Paysages qui ont imprégné sa poésie, tandis que les objectivistes portent une poésie plutôt urbaine.

Assise chez moi
à l’abri,
j’observe la débâcle de l’hiver
à travers la vitre.
Des pains de glace
glissent à vau-l’eau
cygnes sauvages
d’aujourd’hui.


Elle vit dans cette nature indomptable, auprès de gens qui ignorent le plus souvent qu’elle est poète. Mais il n’y a rien de bucolique dans ce qu’elle décrit de cet environnement. C’est une parole claire, brute.

Matin d’épais brouillard –
je ne vois
que là où je pose le pied. Je porte
                   Ma propre
clarté
.

Elle se nourrit d’Emily Dickinson, Thoreau, Lucrèce, William Carlos Williams, de haïkus, Wordworth, Keats, Marianne Moore, Wallace Stevens ou Yeats.
Tout d’abord assistante-bibliothécaire à Fort Atkinson, elle publie quelques poèmes dans des petites revues. Elle découvre en 1931, un numéro de « Poetry » consacré aux objectivistes. Ce qui lui plaît : « la réserve expressive et la matérialité des mots ». De fait, elle développera une poésie directe, et à l’instar des objectivistes, elle montre, elle décrit (sans commenter, en évitant d’exprimer ses émotions). Elle travaille le texte sur la page, sa disposition. Et surtout sa « condensation ».


Grand-père
   me disait :
      apprends un métier


J’ai appris
   à rester à mon bureau
       à condenser

Pas de chômage
   dans cette
      condenserie

(« Travail de poète »)

Dans les années 30, au moment de la Dépression, elle perd son emploi, se sépare de son mari, devient scénariste radiophonique, puis secrétaire de rédaction pour le journal des professionnels du lait locaux. En 1946, elle publie son premier livre New Goose.
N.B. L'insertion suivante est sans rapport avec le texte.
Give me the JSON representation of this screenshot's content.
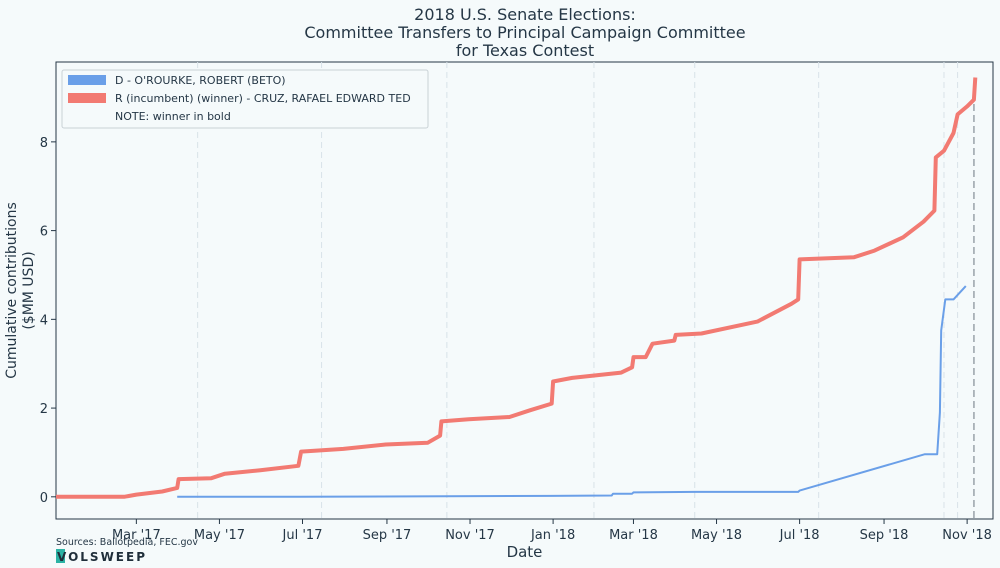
{
  "chart_data": {
    "type": "line",
    "title": [
      "2018 U.S. Senate Elections:",
      "Committee Transfers to Principal Campaign Committee",
      "for Texas Contest"
    ],
    "xlabel": "Date",
    "ylabel": [
      "Cumulative contributions",
      "($MM USD)"
    ],
    "xlim": [
      "2017-01-01",
      "2018-11-20"
    ],
    "ylim": [
      -0.5,
      9.8
    ],
    "yticks": [
      0,
      2,
      4,
      6,
      8
    ],
    "xticks": [
      {
        "date": "2017-03-01",
        "label": "Mar '17"
      },
      {
        "date": "2017-05-01",
        "label": "May '17"
      },
      {
        "date": "2017-07-01",
        "label": "Jul '17"
      },
      {
        "date": "2017-09-01",
        "label": "Sep '17"
      },
      {
        "date": "2017-11-01",
        "label": "Nov '17"
      },
      {
        "date": "2018-01-01",
        "label": "Jan '18"
      },
      {
        "date": "2018-03-01",
        "label": "Mar '18"
      },
      {
        "date": "2018-05-01",
        "label": "May '18"
      },
      {
        "date": "2018-07-01",
        "label": "Jul '18"
      },
      {
        "date": "2018-09-01",
        "label": "Sep '18"
      },
      {
        "date": "2018-11-01",
        "label": "Nov '18"
      }
    ],
    "quarter_lines": [
      "2017-04-15",
      "2017-07-15",
      "2017-10-15",
      "2018-01-31",
      "2018-04-15",
      "2018-07-15",
      "2018-10-15",
      "2018-10-25"
    ],
    "election_day": "2018-11-06",
    "grid": true,
    "legend_position": "top-left",
    "legend_note": "NOTE: winner in bold",
    "series": [
      {
        "name": "D - O'ROURKE, ROBERT (BETO)",
        "color": "#6a9fe8",
        "bold": false,
        "points": [
          [
            "2017-03-31",
            0.0
          ],
          [
            "2017-06-30",
            0.0
          ],
          [
            "2017-12-31",
            0.02
          ],
          [
            "2018-02-13",
            0.03
          ],
          [
            "2018-02-14",
            0.07
          ],
          [
            "2018-02-28",
            0.07
          ],
          [
            "2018-03-01",
            0.1
          ],
          [
            "2018-04-15",
            0.11
          ],
          [
            "2018-06-30",
            0.11
          ],
          [
            "2018-07-01",
            0.14
          ],
          [
            "2018-10-01",
            0.96
          ],
          [
            "2018-10-10",
            0.96
          ],
          [
            "2018-10-12",
            1.9
          ],
          [
            "2018-10-13",
            3.75
          ],
          [
            "2018-10-16",
            4.45
          ],
          [
            "2018-10-22",
            4.45
          ],
          [
            "2018-10-31",
            4.75
          ]
        ]
      },
      {
        "name": "R (incumbent) (winner) - CRUZ, RAFAEL EDWARD  TED",
        "color": "#f27a72",
        "bold": true,
        "points": [
          [
            "2017-01-01",
            0.0
          ],
          [
            "2017-02-20",
            0.0
          ],
          [
            "2017-03-01",
            0.05
          ],
          [
            "2017-03-20",
            0.12
          ],
          [
            "2017-03-31",
            0.2
          ],
          [
            "2017-04-01",
            0.4
          ],
          [
            "2017-04-25",
            0.42
          ],
          [
            "2017-05-05",
            0.52
          ],
          [
            "2017-05-31",
            0.6
          ],
          [
            "2017-06-28",
            0.7
          ],
          [
            "2017-06-30",
            1.02
          ],
          [
            "2017-07-31",
            1.08
          ],
          [
            "2017-08-31",
            1.18
          ],
          [
            "2017-10-01",
            1.22
          ],
          [
            "2017-10-10",
            1.38
          ],
          [
            "2017-10-11",
            1.7
          ],
          [
            "2017-10-31",
            1.75
          ],
          [
            "2017-11-30",
            1.8
          ],
          [
            "2017-12-15",
            1.95
          ],
          [
            "2017-12-31",
            2.1
          ],
          [
            "2018-01-01",
            2.6
          ],
          [
            "2018-01-15",
            2.68
          ],
          [
            "2018-02-20",
            2.8
          ],
          [
            "2018-02-28",
            2.92
          ],
          [
            "2018-03-01",
            3.15
          ],
          [
            "2018-03-10",
            3.15
          ],
          [
            "2018-03-15",
            3.45
          ],
          [
            "2018-03-31",
            3.52
          ],
          [
            "2018-04-01",
            3.65
          ],
          [
            "2018-04-20",
            3.68
          ],
          [
            "2018-05-31",
            3.95
          ],
          [
            "2018-06-25",
            4.35
          ],
          [
            "2018-06-30",
            4.45
          ],
          [
            "2018-07-01",
            5.35
          ],
          [
            "2018-08-10",
            5.4
          ],
          [
            "2018-08-25",
            5.55
          ],
          [
            "2018-09-15",
            5.85
          ],
          [
            "2018-09-30",
            6.2
          ],
          [
            "2018-10-08",
            6.45
          ],
          [
            "2018-10-09",
            7.65
          ],
          [
            "2018-10-15",
            7.8
          ],
          [
            "2018-10-22",
            8.2
          ],
          [
            "2018-10-25",
            8.62
          ],
          [
            "2018-11-01",
            8.8
          ],
          [
            "2018-11-06",
            8.95
          ],
          [
            "2018-11-07",
            9.45
          ]
        ]
      }
    ],
    "source": "Sources: Ballotpedia, FEC.gov"
  },
  "brand": {
    "logo_text": "VOLSWEEP"
  }
}
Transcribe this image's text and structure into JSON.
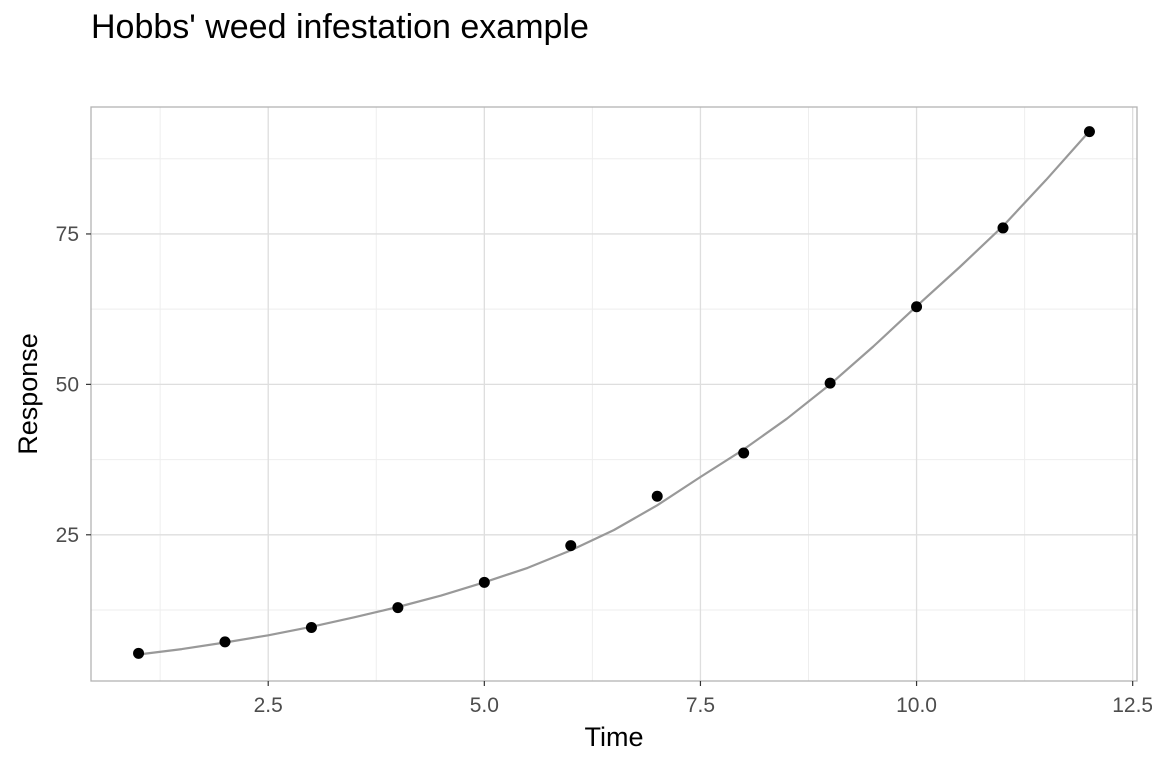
{
  "chart_data": {
    "type": "scatter",
    "title": "Hobbs' weed infestation example",
    "xlabel": "Time",
    "ylabel": "Response",
    "xlim": [
      0.45,
      12.55
    ],
    "ylim": [
      0.7,
      96.1
    ],
    "x_ticks": [
      2.5,
      5.0,
      7.5,
      10.0,
      12.5
    ],
    "x_tick_labels": [
      "2.5",
      "5.0",
      "7.5",
      "10.0",
      "12.5"
    ],
    "y_ticks": [
      25,
      50,
      75
    ],
    "y_tick_labels": [
      "25",
      "50",
      "75"
    ],
    "grid": true,
    "legend": "none",
    "series": [
      {
        "kind": "points",
        "x": [
          1,
          2,
          3,
          4,
          5,
          6,
          7,
          8,
          9,
          10,
          11,
          12
        ],
        "y": [
          5.3,
          7.2,
          9.6,
          12.9,
          17.1,
          23.2,
          31.4,
          38.6,
          50.2,
          62.9,
          76.0,
          92.0
        ],
        "color": "#000000"
      },
      {
        "kind": "fitted-curve",
        "x": [
          1,
          1.5,
          2,
          2.5,
          3,
          3.5,
          4,
          4.5,
          5,
          5.5,
          6,
          6.5,
          7,
          7.5,
          8,
          8.5,
          9,
          9.5,
          10,
          10.5,
          11,
          11.5,
          12
        ],
        "y": [
          5.1,
          6.0,
          7.1,
          8.3,
          9.7,
          11.3,
          13.0,
          14.9,
          17.1,
          19.5,
          22.4,
          25.8,
          29.9,
          34.6,
          39.2,
          44.3,
          50.0,
          56.3,
          63.0,
          69.5,
          76.3,
          84.0,
          92.1
        ],
        "color": "#999999"
      }
    ],
    "colors": {
      "panel_border": "#b3b3b3",
      "grid_major": "#dedede",
      "grid_minor": "#eeeeee",
      "tick_label": "#4d4d4d"
    }
  }
}
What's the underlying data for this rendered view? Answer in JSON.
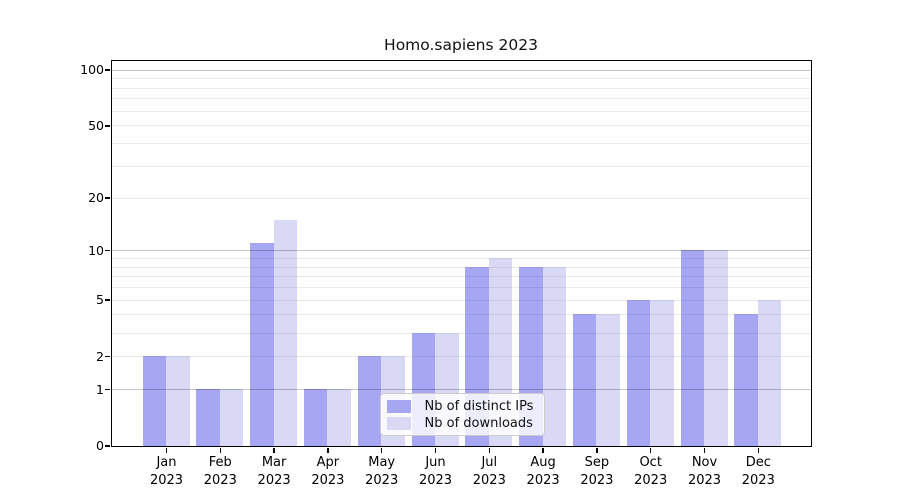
{
  "title": "Homo.sapiens 2023",
  "chart_data": {
    "type": "bar",
    "title": "Homo.sapiens 2023",
    "categories": [
      "Jan 2023",
      "Feb 2023",
      "Mar 2023",
      "Apr 2023",
      "May 2023",
      "Jun 2023",
      "Jul 2023",
      "Aug 2023",
      "Sep 2023",
      "Oct 2023",
      "Nov 2023",
      "Dec 2023"
    ],
    "series": [
      {
        "name": "Nb of distinct IPs",
        "color": "#a6a6f2",
        "values": [
          2,
          1,
          11,
          1,
          2,
          3,
          8,
          8,
          4,
          5,
          10,
          4
        ]
      },
      {
        "name": "Nb of downloads",
        "color": "#d9d9f6",
        "values": [
          2,
          1,
          15,
          1,
          2,
          3,
          9,
          8,
          4,
          5,
          10,
          5
        ]
      }
    ],
    "xlabel": "",
    "ylabel": "",
    "yscale": "log10(value+1)",
    "yticks": [
      0,
      1,
      2,
      5,
      10,
      20,
      50,
      100
    ],
    "ylim": [
      0,
      112
    ],
    "gridlines": {
      "major": [
        1,
        10,
        100
      ],
      "minor": [
        2,
        3,
        4,
        5,
        6,
        7,
        8,
        9,
        20,
        30,
        40,
        50,
        60,
        70,
        80,
        90
      ]
    },
    "grid": "on",
    "legend_position": "inside lower-center"
  },
  "colors": {
    "bar_distinct_ips": "#a6a6f2",
    "bar_downloads": "#d9d9f6",
    "grid_major": "rgba(0,0,0,0.23)",
    "grid_minor": "rgba(0,0,0,0.08)",
    "axis": "#000000",
    "legend_bg": "rgba(255,255,255,0.8)",
    "legend_border": "#cccccc",
    "text": "#111111"
  }
}
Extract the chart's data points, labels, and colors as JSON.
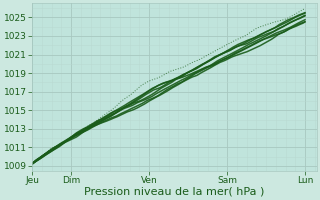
{
  "title": "",
  "xlabel": "Pression niveau de la mer( hPa )",
  "ylabel": "",
  "background_color": "#cce8e0",
  "plot_bg_color": "#c0e4dc",
  "grid_color_major": "#a8c8c0",
  "grid_color_minor": "#b8d8d0",
  "line_color": "#1a5c1a",
  "yticks": [
    1009,
    1011,
    1013,
    1015,
    1017,
    1019,
    1021,
    1023,
    1025
  ],
  "ymin": 1008.5,
  "ymax": 1026.5,
  "xtick_labels": [
    "Jeu",
    "Dim",
    "Ven",
    "Sam",
    "Lun"
  ],
  "xtick_positions": [
    0,
    24,
    72,
    120,
    168
  ],
  "total_hours": 175,
  "xlabel_fontsize": 8.0,
  "tick_fontsize": 6.5
}
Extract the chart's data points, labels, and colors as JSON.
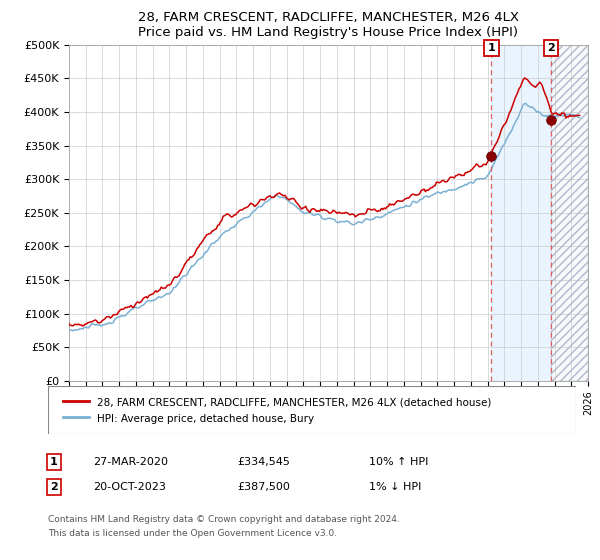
{
  "title": "28, FARM CRESCENT, RADCLIFFE, MANCHESTER, M26 4LX",
  "subtitle": "Price paid vs. HM Land Registry's House Price Index (HPI)",
  "hpi_color": "#7ab0d4",
  "price_color": "#cc0000",
  "dashed_color": "#e06060",
  "yticks": [
    0,
    50000,
    100000,
    150000,
    200000,
    250000,
    300000,
    350000,
    400000,
    450000,
    500000
  ],
  "ytick_labels": [
    "£0",
    "£50K",
    "£100K",
    "£150K",
    "£200K",
    "£250K",
    "£300K",
    "£350K",
    "£400K",
    "£450K",
    "£500K"
  ],
  "sale1_x": 2020.23,
  "sale1_y": 334545,
  "sale2_x": 2023.8,
  "sale2_y": 387500,
  "shade_start": 2020.23,
  "shade_end": 2023.8,
  "hatch_start": 2023.8,
  "hatch_end": 2026,
  "sale1_date": "27-MAR-2020",
  "sale1_price": "£334,545",
  "sale1_hpi": "10% ↑ HPI",
  "sale2_date": "20-OCT-2023",
  "sale2_price": "£387,500",
  "sale2_hpi": "1% ↓ HPI",
  "legend_line1": "28, FARM CRESCENT, RADCLIFFE, MANCHESTER, M26 4LX (detached house)",
  "legend_line2": "HPI: Average price, detached house, Bury",
  "footer1": "Contains HM Land Registry data © Crown copyright and database right 2024.",
  "footer2": "This data is licensed under the Open Government Licence v3.0.",
  "xlim_start": 1995,
  "xlim_end": 2026
}
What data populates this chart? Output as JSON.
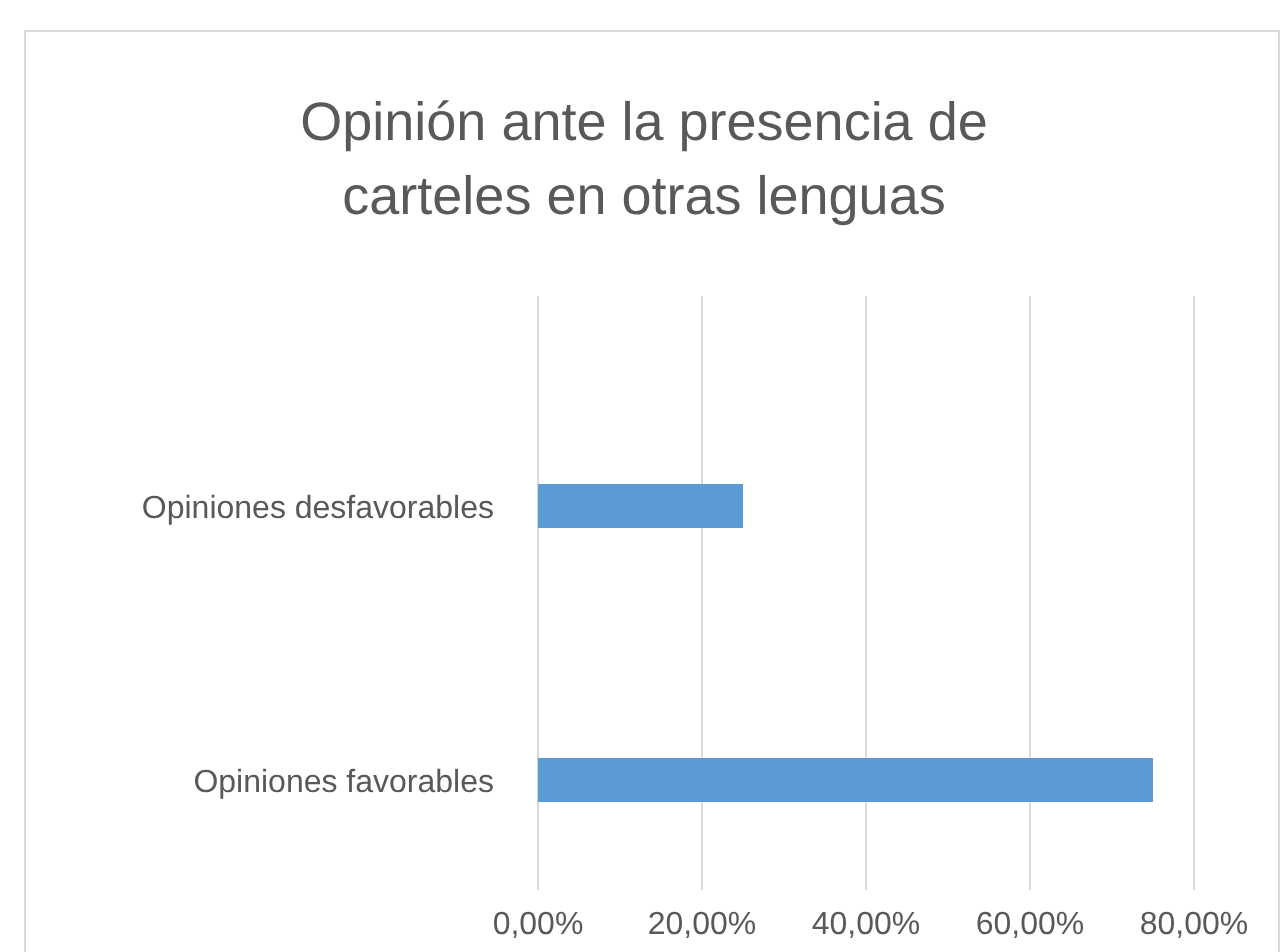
{
  "chart_data": {
    "type": "bar",
    "orientation": "horizontal",
    "title": "Opinión ante la presencia de carteles en otras lenguas",
    "categories": [
      "Opiniones desfavorables",
      "Opiniones favorables"
    ],
    "values": [
      25,
      75
    ],
    "color": "#5b9bd5",
    "xlim": [
      0,
      80
    ],
    "xticks": [
      {
        "value": 0,
        "label": "0,00%"
      },
      {
        "value": 20,
        "label": "20,00%"
      },
      {
        "value": 40,
        "label": "40,00%"
      },
      {
        "value": 60,
        "label": "60,00%"
      },
      {
        "value": 80,
        "label": "80,00%"
      }
    ],
    "grid": "x"
  }
}
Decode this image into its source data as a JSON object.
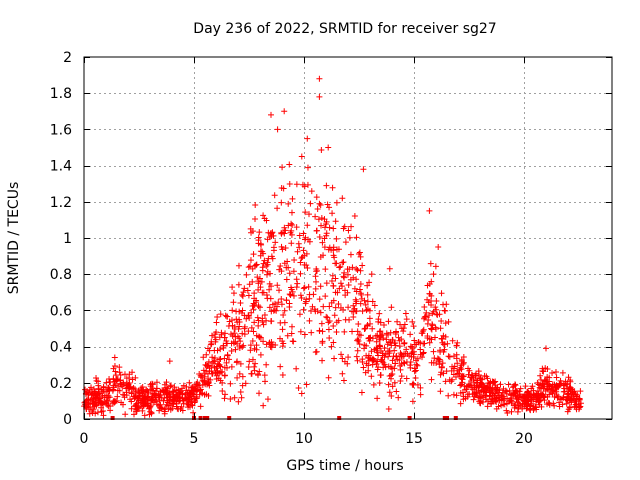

Entre 1949 et 1956, elle travaille à Pour Paul &autres poèmes, Paul étant le fils de Louis Zukofsky. Ce dernier refuse de la préfacer, elle renonce à la publication, et dans la foulée, ses parents décédés, elle s’installe sur la rive Rock River, dans une petite maison où elle se retire. De 1957 à 1964, elle travaille la forme des haïkus en créant sa propre forme avec des strophes de 5 vers. Elle gagne sa vie en louant deux maisons dont elle a hérité, mais elle est mal à l’aise avec ce statut de propriétaire. C’est une femme, sinon engagée, du moins avec des convictions : les mouvements de décroissance contemporains ne la renieraient pas !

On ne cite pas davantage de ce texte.